Clinical research center.
Patients or Other Participants
Twelve healthy male volunteers aged 18 to 29 years [body mass index = 24.7 ± 2.8 kg/m2 and body fat percentage = 25.0% ± 7.4% (both, mean ± SD)].
Standardized whole-body cold exposure (180 minutes at 18°C) and immediate rewarming (30 minutes at 32°C).
Main Outcome Measure(s)
Proton density fat fraction (PDFF) and T2* of the SCV and posterior neck fat pads. Acquisitions occurred at 5- to 15-minute intervals during cooling and subsequent warming.

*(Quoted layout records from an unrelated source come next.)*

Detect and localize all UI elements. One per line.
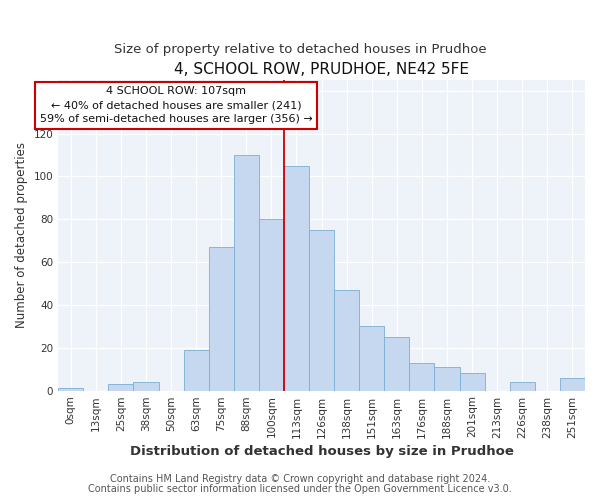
Bar bbox=[460, 374, 485, 390]
Bar bbox=[434, 367, 460, 390]
Bar bbox=[334, 290, 359, 390]
Bar bbox=[133, 382, 158, 390]
Bar bbox=[58, 388, 83, 390]
Bar bbox=[184, 350, 209, 391]
Bar bbox=[109, 384, 133, 390]
Text: Size of property relative to detached houses in Prudhoe: Size of property relative to detached ho… bbox=[113, 42, 487, 56]
Bar bbox=[234, 155, 259, 390]
Text: Contains public sector information licensed under the Open Government Licence v3: Contains public sector information licen… bbox=[88, 484, 512, 494]
Bar bbox=[409, 362, 434, 390]
Bar bbox=[560, 378, 585, 390]
Title: 4, SCHOOL ROW, PRUDHOE, NE42 5FE: 4, SCHOOL ROW, PRUDHOE, NE42 5FE bbox=[174, 62, 469, 78]
Bar bbox=[259, 220, 284, 390]
Bar bbox=[385, 337, 409, 390]
Text: 4 SCHOOL ROW: 107sqm
← 40% of detached houses are smaller (241)
59% of semi-deta: 4 SCHOOL ROW: 107sqm ← 40% of detached h… bbox=[40, 86, 313, 124]
Bar bbox=[209, 247, 234, 390]
Bar bbox=[309, 230, 334, 390]
Y-axis label: Number of detached properties: Number of detached properties bbox=[15, 142, 28, 328]
Bar bbox=[510, 382, 535, 390]
Bar bbox=[359, 326, 385, 390]
X-axis label: Distribution of detached houses by size in Prudhoe: Distribution of detached houses by size … bbox=[130, 444, 514, 458]
Bar bbox=[284, 166, 309, 390]
Text: Contains HM Land Registry data © Crown copyright and database right 2024.: Contains HM Land Registry data © Crown c… bbox=[110, 474, 490, 484]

SCV PDFF declined significantly after only 10 minutes of cold exposure [−1.6% (SE: 0.44%; P = 0.007)] and continued to decline until 35 minutes, after which time it remained stable until 180 minutes. A similar time course was also observed for SCV T2*. In the posterior neck fat (non-BAT), there were no cold-induced changes in PDFF or T2*. Rewarming did not result in a change in SCV PDFF or T2*.
The rapid cold-induced decline in SCV PDFF suggests that in humans BAT is activated quickly in response to cold and that TAG is a primary substrate.